As I listened to the focus on drop outs, and the goal of finding new money, my thought was "What is the strategy to build political support?" My goal of connecting tutor/mentor, youth development, prevention, workforce development and diversity into one goal of helping every youth reach a job is to broaden the base of people who have a self interest or personal connection to the cause.

Senate President Emil Jones was the keynote speaker. He received an award from Alternative Schools Network and lavish praise from Deputy Governor Louanner Peters, who introduced him.

As he talked about the need for a "system to re-enroll drop outs" I wrote, "shouldn't we be talking about a "system to assure that all students, including dropouts, are starting jobs and careers by their mid-20s?" Such a system goes way beyond the thinking of No Child Left Behind.

Jones talked about his youth experiences and the discipline teachers were able to administer, saying "They weren't trying to hurt me; they were trying to get my attention."

That's a lot more difficult in today's environment.

Following Senate President Jones, was a panel of state representatives and state senators. As Kim Lightfoot, who represents the 4th district, spoke I wrote this note "Is the question one of how to reduce drop outs, or re-enroll dropouts" or "is it one of "how to prepare more young people for 21st century careers?"

I reflected on my role at this point in the forum saying "my role is a catalyst. I have limited time to meet people in one-on-one settings. By putting my ideas on the Internet, like I'm doing now, I hope to stimulate the involvement of thousands of people.

I visited the Alternative Schools Network web site this morning before writing this.

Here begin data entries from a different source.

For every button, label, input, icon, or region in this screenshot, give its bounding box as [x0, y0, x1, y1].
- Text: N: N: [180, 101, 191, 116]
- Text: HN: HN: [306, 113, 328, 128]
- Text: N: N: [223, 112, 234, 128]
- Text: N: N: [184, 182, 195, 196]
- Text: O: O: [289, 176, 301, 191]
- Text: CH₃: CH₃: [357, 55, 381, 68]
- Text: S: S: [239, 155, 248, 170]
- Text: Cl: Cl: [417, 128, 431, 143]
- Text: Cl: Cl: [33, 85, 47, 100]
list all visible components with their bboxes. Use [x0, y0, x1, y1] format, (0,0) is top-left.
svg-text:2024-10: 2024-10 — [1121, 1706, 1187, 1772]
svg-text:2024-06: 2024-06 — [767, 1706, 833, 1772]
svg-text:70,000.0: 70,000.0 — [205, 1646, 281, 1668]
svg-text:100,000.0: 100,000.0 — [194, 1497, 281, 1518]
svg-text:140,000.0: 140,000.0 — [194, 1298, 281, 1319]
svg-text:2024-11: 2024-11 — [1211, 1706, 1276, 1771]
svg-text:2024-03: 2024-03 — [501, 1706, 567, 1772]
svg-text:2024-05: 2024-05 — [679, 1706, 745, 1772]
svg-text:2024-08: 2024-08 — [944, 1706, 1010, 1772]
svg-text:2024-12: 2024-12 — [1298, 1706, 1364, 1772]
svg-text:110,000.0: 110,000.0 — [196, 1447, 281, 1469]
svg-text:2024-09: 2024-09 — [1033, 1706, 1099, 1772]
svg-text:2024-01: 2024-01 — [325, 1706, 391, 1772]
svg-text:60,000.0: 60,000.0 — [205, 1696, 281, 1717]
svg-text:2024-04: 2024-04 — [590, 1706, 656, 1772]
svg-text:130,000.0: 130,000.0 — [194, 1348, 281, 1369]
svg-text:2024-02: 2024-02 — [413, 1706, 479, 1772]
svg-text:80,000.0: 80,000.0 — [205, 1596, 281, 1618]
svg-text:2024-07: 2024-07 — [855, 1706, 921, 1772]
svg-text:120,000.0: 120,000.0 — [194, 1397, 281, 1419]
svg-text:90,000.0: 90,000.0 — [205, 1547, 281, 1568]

It has great information on the demographics of drop outs and a database of organizations working with youth who have dropped out.

I don't know how much traffic the site gets, but I hope by writing about the forum and posting the web site, more people will find the site, the research data, and locations where they can get involved as leaders, donors, volunteers, etc.

My goal of networking with ASN and others is that they can draw attention to my sites and tutor/mentor programs, just by putting links on their site, or pointing to this sector when they host their events.

Unless we expand the number of people visiting these sites, reading the research, then finding ways to act, not just as a voter, but by voting with their feet, their dollars, and their time, we won't dramatically change the system of supports for kids who are at risk of being drop outs, or who have already become drop outs.


getoffourbuts said...

I applaud the groups efforts. I am working with a 13 year old foster kid in the CASA program in Los Angeles County. He has no motivation to stay in school. I would be interested in any ideas to get him more focused on the rest of his life.
Bruce Juell

Tutor Mentor Connections said...

The concept of one-on-one is that the mentor can try to find something that aligns with an interest the youth might have. That's easier said than done.

I encourage the growth of site based programs, where the program can offer more activities for the youth, and introduce him to more mentors, than is possible in community based mentoring.

On the T/MC web site the links library points to many other programs. The goal is to expand the range of ideas a mentor, or a mentor program, can draw upon to find something that can reach and motivate a youth.

This is still not enough. There's too much information and too little time for volunteers, or program staff, to search for answers.

This is why I'm trying to find funds to expand staff at program site, keep people longer, and help facilitate interaction among volunteers. If you're able to share your ideas and ask questions of a wider network of volunteers who may be working with the same problems as you are, you may find help for your own situation.

No easy answers.

The most important advise I'd give is "stick with it". It can take years to influence the habits of a youth. As he gets older, your role in helping open doors to jobs and other opportunties may be what is really important.

Some of us don't mature, or find our way, until later in life. We've just been fortunate that the families and community around us have helped provide momentum, and provide opportunities.